Tu m'as laissé à manger ??

Christine (stupéfaite) : Mais mon mari... !!!

Jean (gesticulant) : Ah voilà que tu te souviens de qui je suis pour toi !!!

Christine (ajoutant) : J'ai tout laissé, tout était dans la cuisine.

J'ai demandé à Medelva de te faire la table.

Jean (l'air désintéressé) : Beh, C'est sûr qu'elle ne l'a pas faite !

Christine (bougeant la tête en signe d'exaspération) : Elle l'a faite devant moi !

***

Je dépose les sachets dans un coin de la cuisine avant de repenser à ce que mon mari vient de faire comme scène !!

Humm quelqu'un tu lui fais du bien, tu prends soins de lui, le soigne, lui fais à manger mais pas de reconnaissance, c'est toi qui dois encore lui donner la nourriture à la cuillère.

Je pense encore aux choses de mon corps lorsque mon cher mari me rejoint dans la cuisine.

Jean (le visage fermé): Oh madame !!

Il faut venir m'assister je dois manger.

Moi : Humm ! Pardon, allons.

Jean me devance et nous nous rendons dans un coin du salon où il prend place et commence à se servir pour manger.

INCROYABLE !!!

Jean est un homme compliqué et difficile à vivre parfois.

Je l'ai connu il sortait à peine de l'Université Omar Bongo et à six mois de notre relation il m'annonça qu'il devait impérativement aller à l'étranger poursuivre ses études car l'UOB ne le convenait pas avec des grèves répétées et des turbulences grotesques.

Imaginez un peu comment je me suis senti ce jour là.

Déjà, pour moi, la relation allait s'arrêter là, Il trouvera certainement quelqu'un de plus belle que moi et aussi intelligente que je ne l'était.

Il faut dire que l'etranger pour nous signifiait : la grandeur d'esprit, la reussite, la richesse et bien plus encore.

C'était difficile pour tous les deux, quoique C'était son rêve d'aller au pays des blancs.

On s'était promis de rester fidèles.

L'absence ne fut pas si longue car un an après il reganait le Gabon d'urgence, son papa venait de nous quitter.

Ce fut éprouvant mais on surmonta ensemble.

Un an après le décès, nous avons continué nos études.

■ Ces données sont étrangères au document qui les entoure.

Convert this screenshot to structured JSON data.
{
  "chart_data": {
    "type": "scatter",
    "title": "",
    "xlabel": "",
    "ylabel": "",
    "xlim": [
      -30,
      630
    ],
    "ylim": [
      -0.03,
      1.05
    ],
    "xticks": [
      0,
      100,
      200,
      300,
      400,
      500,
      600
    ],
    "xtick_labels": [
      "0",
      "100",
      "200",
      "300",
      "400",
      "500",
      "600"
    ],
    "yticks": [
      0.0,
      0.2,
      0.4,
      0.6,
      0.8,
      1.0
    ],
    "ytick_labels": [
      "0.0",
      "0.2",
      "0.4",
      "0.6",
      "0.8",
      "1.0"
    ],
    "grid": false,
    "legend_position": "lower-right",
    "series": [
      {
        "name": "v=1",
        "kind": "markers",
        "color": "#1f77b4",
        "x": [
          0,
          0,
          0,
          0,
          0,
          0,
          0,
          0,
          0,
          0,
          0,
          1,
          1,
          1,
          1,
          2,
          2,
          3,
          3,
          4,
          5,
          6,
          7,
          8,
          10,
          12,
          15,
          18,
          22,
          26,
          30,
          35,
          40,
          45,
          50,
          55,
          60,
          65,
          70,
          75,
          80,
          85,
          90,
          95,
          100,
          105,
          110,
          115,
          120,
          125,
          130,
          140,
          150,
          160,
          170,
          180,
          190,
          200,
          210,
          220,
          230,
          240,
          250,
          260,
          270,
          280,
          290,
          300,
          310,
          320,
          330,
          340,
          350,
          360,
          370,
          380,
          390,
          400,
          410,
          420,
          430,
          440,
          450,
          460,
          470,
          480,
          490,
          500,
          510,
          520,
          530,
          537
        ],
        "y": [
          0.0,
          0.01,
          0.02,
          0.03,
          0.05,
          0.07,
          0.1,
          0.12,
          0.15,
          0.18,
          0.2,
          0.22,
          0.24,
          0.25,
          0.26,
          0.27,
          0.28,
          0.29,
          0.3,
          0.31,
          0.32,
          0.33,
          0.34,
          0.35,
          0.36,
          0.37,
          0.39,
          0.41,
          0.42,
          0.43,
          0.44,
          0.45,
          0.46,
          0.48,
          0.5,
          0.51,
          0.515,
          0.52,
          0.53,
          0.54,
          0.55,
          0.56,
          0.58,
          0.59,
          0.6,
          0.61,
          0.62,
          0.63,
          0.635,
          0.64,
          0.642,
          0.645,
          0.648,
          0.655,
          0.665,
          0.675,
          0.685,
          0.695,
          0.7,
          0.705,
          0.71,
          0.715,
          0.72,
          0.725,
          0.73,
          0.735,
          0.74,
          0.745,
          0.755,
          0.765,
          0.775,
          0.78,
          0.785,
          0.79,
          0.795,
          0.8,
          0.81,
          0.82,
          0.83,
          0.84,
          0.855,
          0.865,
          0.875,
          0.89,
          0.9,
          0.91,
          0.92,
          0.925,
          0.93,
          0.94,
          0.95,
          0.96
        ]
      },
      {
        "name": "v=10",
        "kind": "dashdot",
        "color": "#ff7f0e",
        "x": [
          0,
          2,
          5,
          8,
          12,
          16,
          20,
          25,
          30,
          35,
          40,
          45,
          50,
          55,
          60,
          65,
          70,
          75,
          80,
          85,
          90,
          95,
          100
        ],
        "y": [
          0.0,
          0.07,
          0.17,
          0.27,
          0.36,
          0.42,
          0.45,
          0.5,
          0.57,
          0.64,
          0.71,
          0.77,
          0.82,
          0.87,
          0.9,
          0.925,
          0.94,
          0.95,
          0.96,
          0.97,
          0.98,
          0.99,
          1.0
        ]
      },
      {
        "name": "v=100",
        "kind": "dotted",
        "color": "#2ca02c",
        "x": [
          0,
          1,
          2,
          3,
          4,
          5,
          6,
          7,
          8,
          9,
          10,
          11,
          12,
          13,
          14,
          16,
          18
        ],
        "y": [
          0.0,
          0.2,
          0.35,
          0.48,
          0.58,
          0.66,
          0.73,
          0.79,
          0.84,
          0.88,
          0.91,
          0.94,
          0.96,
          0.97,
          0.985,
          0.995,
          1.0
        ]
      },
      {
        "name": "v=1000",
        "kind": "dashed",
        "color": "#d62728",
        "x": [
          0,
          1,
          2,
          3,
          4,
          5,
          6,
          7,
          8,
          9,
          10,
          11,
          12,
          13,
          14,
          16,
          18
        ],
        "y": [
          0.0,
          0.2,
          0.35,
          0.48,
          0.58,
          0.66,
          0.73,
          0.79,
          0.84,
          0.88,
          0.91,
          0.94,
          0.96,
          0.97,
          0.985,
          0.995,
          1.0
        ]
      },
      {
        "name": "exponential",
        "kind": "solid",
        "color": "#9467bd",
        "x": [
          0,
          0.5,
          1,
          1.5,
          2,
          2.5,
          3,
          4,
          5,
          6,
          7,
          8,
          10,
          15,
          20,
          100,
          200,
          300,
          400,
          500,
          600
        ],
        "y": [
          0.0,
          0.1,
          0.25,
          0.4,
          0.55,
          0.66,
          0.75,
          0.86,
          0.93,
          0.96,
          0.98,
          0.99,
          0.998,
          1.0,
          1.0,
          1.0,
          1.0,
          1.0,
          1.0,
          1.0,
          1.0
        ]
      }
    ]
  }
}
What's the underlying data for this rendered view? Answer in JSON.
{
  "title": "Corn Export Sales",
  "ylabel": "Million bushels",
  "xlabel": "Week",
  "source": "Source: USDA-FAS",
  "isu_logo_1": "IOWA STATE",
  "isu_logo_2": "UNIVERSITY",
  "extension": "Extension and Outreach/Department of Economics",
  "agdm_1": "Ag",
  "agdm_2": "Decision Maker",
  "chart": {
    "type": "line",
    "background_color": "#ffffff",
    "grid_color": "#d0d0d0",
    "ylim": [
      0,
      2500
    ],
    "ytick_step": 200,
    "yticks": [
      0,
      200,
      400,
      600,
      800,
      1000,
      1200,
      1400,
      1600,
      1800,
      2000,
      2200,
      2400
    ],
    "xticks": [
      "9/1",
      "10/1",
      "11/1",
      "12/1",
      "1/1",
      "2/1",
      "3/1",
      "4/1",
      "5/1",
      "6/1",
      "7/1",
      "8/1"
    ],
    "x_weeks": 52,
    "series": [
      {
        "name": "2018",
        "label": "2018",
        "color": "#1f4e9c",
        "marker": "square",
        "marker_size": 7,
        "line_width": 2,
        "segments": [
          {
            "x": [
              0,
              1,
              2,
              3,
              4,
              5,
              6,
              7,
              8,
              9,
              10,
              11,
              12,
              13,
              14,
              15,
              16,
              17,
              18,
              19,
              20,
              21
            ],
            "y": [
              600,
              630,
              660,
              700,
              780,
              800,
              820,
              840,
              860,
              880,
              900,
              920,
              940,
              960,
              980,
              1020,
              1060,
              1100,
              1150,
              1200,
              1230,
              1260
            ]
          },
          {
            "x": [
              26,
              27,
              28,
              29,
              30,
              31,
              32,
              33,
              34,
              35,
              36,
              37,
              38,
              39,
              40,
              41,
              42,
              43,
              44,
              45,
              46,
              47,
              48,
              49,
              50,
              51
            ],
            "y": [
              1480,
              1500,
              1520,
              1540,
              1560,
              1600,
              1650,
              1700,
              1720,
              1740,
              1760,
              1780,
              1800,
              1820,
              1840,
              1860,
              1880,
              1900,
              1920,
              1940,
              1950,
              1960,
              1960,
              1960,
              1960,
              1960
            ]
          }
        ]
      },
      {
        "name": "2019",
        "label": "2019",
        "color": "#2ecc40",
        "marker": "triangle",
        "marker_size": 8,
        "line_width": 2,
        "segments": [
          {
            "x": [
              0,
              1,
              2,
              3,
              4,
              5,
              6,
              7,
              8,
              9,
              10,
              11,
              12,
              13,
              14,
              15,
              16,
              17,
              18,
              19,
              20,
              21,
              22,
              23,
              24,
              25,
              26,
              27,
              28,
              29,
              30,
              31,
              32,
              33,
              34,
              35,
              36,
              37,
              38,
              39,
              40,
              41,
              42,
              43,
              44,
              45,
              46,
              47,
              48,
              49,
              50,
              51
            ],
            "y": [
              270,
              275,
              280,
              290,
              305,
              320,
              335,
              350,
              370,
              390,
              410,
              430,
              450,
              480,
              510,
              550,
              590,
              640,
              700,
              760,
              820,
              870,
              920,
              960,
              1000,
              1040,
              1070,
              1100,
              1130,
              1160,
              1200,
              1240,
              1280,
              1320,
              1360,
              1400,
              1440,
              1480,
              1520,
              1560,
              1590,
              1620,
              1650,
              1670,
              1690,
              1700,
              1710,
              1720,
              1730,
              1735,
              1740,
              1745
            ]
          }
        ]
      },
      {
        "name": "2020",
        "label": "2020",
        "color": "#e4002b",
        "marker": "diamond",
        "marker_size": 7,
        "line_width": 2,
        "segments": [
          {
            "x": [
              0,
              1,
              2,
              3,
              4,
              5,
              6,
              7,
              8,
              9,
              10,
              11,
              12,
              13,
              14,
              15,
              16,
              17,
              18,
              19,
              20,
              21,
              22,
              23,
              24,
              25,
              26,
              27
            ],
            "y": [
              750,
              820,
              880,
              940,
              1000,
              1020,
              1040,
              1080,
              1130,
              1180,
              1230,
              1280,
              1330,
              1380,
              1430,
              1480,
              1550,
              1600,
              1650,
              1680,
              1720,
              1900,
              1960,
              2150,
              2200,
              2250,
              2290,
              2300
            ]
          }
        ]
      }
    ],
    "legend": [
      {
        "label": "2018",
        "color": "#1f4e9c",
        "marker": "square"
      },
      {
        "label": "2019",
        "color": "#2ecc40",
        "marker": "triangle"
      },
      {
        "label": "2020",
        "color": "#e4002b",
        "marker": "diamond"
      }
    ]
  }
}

Nous nous sommes mariés peu de temps après et nous avons eu cette merveilleuse fille : Medelva

Qui, passe son baccalauréat cette année.

Je regarde mon mari manger sa boulette avec le nyembouet et la viande de brousse que j'ai eu au show-show(Quartier de Libreville), ils en vendent tous les samedis et mardis avec du poisson de Mayumba, crevettes et autres.

Il a pris de l'âge mais il est resté beau. Sauf que grognon mais je l'aime comme ça.

Medelva (qui rentre à peine dans le salon) : Bonjour papa, bonjour maman !

Jean (interrompant son repas) : Bonjour ma grande fille, la future bachelière de chez les Koumba ah ah ah .

Moi (souriante): Bonjour ma fille.

Elle se débarrassa de son sac et nous rejoint à table, lasse.

Moi (m'adressant à Medelva) : il ne serait pas préférable que tu ailles d'abord te changer, laver les mains et revenir te servir ?

Le temps que j'ajoute deux autres plats ?

Jean (avec insistance) : Nooooon! Christine, c'est une future bachelière quand même !

Medelva est tout sourire en écoutant son père le dire.

Moi (l'air navré) : eh mamé, kokolu é ! Ce n'est pas de votre faute adié !

C'est moi qui ai accepté de m'engager.

Je me levais de table pour aller prendre les marmites dans la cuisine sous les rires intempestifs de mon mari et notre fille qui se racontaient je ne sais quoi.

Ils sont complices ces deux-là !.

Jean (raclant la gorge en s'adressant à sa fille) : Bon ! Chérie va te changer [reprenant son air sérieux] et vite !!

Medelva se lève sans broncher prend son sac et file dans sa chambre.

Un vrai bipolaire celui-là !

Je ressors quelques minutes après avec l'une des marmites, je m'apprête à repartir lorsque mon mari m'interpelle.

Jean (prenant un air sérieux) : Madame Koumba ?

Je me retourne, le regarde et lève les sourcils en signe de réponse.

Jean (reprenant) : Madame Koumba ?

Moi (répliquant) : Monsieur Koumba !

Jean (se levant de table) : Là, tu ne m'as toujours pas répondu Madame.

Faire l'école au Gabon c'est du gâchis Bon sang !!

Off.

Humm tu n'as fait qu'un an à l'etranger !

Donc tu es presque pareille que moi.

Lui (ajoutant) : On t'appelle, répond simplement oui chéri.

vraiment ! Fit-il agacé.

Ce n'est vraiment pas la peine !!

Il essuie sa bouche et ses mains avec le torchon qui se trouve sur la table, se dirigeant ensuite vers la chambre.

Je débarrasse la table et pose le plat pour Medelva vaut mieux éviter les conflits.